TAMPA, Fla. — Brendan Gallagher wore the Montreal Canadiens‘ Stanley Cup Final loss on his face. There were the red welts on his cheeks, battle scars from intense confrontations with the Tampa Bay Lightning through five games. There were his red and puffy eyes, still visible under a pulled-down hat.
“Sorry,” said Gallagher, as one of the team’s most garrulous players searched for words after Montreal’s 1-0 defeat on Wednesday night resulted in a 4-1 series win for Tampa Bay. “It’s hard right now. We’ve got so many players who worked their entire career to get to this point.

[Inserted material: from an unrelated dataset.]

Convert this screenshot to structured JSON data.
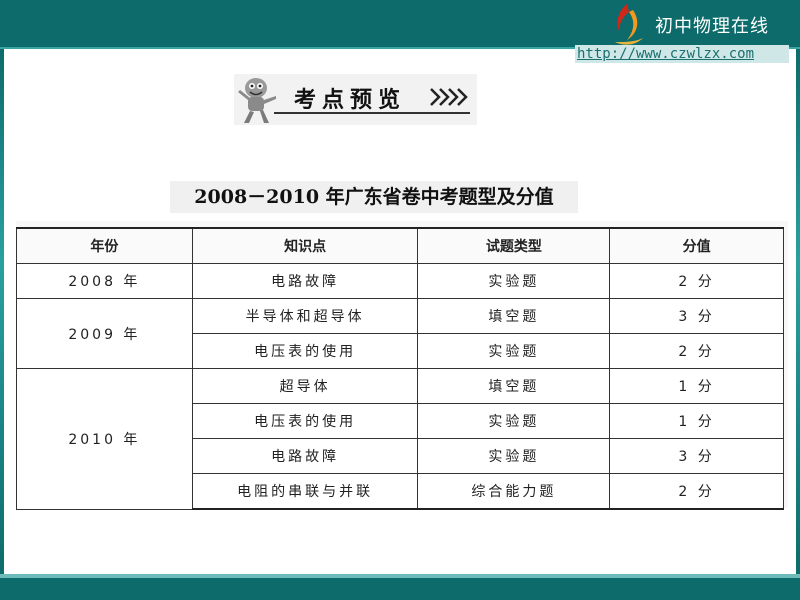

It’s a tough pill to swallow.”
The Canadiens were the surprise of the Stanley Cup playoffs. They rallied from a 3-1 deficit to eliminate the Toronto Maple Leafs in the opening round of the North Division playoffs. They swept the Winnipeg Jets in the second round. They sent the Vegas Golden Knights home in six games, after the Knights had eliminated the regular season’s best team, the Colorado Avalanche. All of this after Montreal finished with the 18th-best record in the NHL. No one expected much from the Canadiens — expect for the Canadiens.
“I take nothing out of moral victories,” Gallagher said. “At the start of the year when we sat down as a group, our goal was to be here. We expected to be here. Regardless of what people thought of our team, expectations were to win this series.”
The Lightning proved too much in the end. Their victory in Game 5 to claim their second straight Stanley Cup followed a gutsy overtime win by the Canadiens in Montreal to avoid the sweep. But the Canadiens couldn’t buck two playoff trends for Tampa Bay: The Lightning moved to 15-0 over the past two postseasons after a loss; and goalie Andrei Vasilevskiy pitched a shutout for the fifth straight time in a series clincher for the Lightning.
The Canadiens stood and watched Tampa Bay’s players flood the ice as the horn sounded, flinging their sticks and gloves to celebrate the championship.
“It’s not fun to watch someone else do what you want to do. Whether you’re watching on TV or standing on the bench, it’s the same feeling,” Montreal goalie Carey Price said.
Price was the team’s most valuable player through three rounds. He finished the Stanley Cup Final with an .882 save percentage, although he stopped 29 of 30 shots in Game 5.
“I don’t think I played well enough at the start of the series,” Price said when asked what the difference in the series was for Montreal.
Canadiens captain Shea Weber quickly corrected him.
“I don’t think that’s the case at all,” he said. “We weren’t good enough in front of Carey.”
It was just another example of the teamwork that exemplified this run for Montreal.
“There’s a lot more talented teams,” Gallagher said. “There’s no team that’s stronger as a group and with the resiliency that we showed.”
Interim coach Dominique Ducharme thinks the journey to the Final will benefit the Canadiens in the long run.
“We grew as a team a lot. We gotta use that the right way. We want to make it back here,” he said, “but with a different result.”